Aujourd'hui sort Nero Nemesis, le huitième album solo de Booba. Un projet totalement innatendu au départ puisque sa sortie a été annoncée il y a moins d'un mois pour contrer la sortie de Rohff, son meilleur ennemi. Une guerre d'égos et de chiffres mais le "Duc" n'a pas pour autant décidé de mettre l'artistique de côté sur ce nouvel essai...

 

Le premier single Validée, et ses airs latins, laissait entrevoir un album plus «pop» que «hip-hop» et plus chanté que rappé comme Booba nous y a souvent habitué sur ses dernières sorties. Le résultat final me laisse finalement plutôt statisfait.

 

Si le vocoder est toujours présent sur une bonne partie de l'album, "Kopp" semble avoir retrouvé l'envie de rapper. Ça peut paraître assez élémentaire mais quand on est rappeur, ça peut servir.

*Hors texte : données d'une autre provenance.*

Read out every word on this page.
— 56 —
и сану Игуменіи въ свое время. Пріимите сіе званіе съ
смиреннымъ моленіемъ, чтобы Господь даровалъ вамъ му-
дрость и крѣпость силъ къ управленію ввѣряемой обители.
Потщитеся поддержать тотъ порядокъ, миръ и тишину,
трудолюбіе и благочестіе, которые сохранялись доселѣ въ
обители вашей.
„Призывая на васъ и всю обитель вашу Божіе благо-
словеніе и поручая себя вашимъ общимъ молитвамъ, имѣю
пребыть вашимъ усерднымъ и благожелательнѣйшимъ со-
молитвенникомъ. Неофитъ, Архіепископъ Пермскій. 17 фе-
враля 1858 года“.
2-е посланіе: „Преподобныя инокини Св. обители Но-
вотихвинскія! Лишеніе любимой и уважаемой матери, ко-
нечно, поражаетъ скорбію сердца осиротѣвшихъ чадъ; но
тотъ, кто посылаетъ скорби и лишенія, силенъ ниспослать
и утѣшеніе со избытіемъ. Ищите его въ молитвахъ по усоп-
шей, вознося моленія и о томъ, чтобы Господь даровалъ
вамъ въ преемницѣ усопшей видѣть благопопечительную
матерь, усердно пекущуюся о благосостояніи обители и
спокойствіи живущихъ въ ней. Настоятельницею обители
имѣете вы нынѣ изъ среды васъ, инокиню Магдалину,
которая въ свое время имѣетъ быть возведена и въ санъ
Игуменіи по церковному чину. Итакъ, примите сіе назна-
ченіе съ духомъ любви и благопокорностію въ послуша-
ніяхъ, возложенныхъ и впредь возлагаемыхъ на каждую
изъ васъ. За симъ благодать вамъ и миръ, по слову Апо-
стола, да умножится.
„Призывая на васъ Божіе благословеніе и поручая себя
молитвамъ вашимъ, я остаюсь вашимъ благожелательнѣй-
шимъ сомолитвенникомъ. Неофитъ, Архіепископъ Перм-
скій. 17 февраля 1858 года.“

Ceux qui cherchent encore à retrouver la gouaille du banlieusard de Temps Mort peuvent définitivement tracer leur route et par le même coup s'acheter un calendrier (on est en 2015 les gars!). Le Booba d'aujourd'hui est toujours plus arrogant, plus riche et plus vulgaire qu'avant. Et va même jusqu'à donner le nom d'une teinte de Lamborghini à son nouveau bébé musical. Et tant pis si ça dérange.

 

D'entrée de jeu, le ton est donné. Grosses basses, flow nonchalant, une pauvre mère insultée... oui, parce qu'un égotrip de Booba sans une petite pique pour une maman imaginaire, c'est pas un égotrip de Booba finalement. Walabok (l'équivalent de notre «wesh» en wolof) est un préambule insolent à souhait sur lequel on est obligé de bouger la tête et qui donne une certaine envie d'aller se défouler à la salle de sport. Un morceau qui fera sans aucun doute son effet en concert.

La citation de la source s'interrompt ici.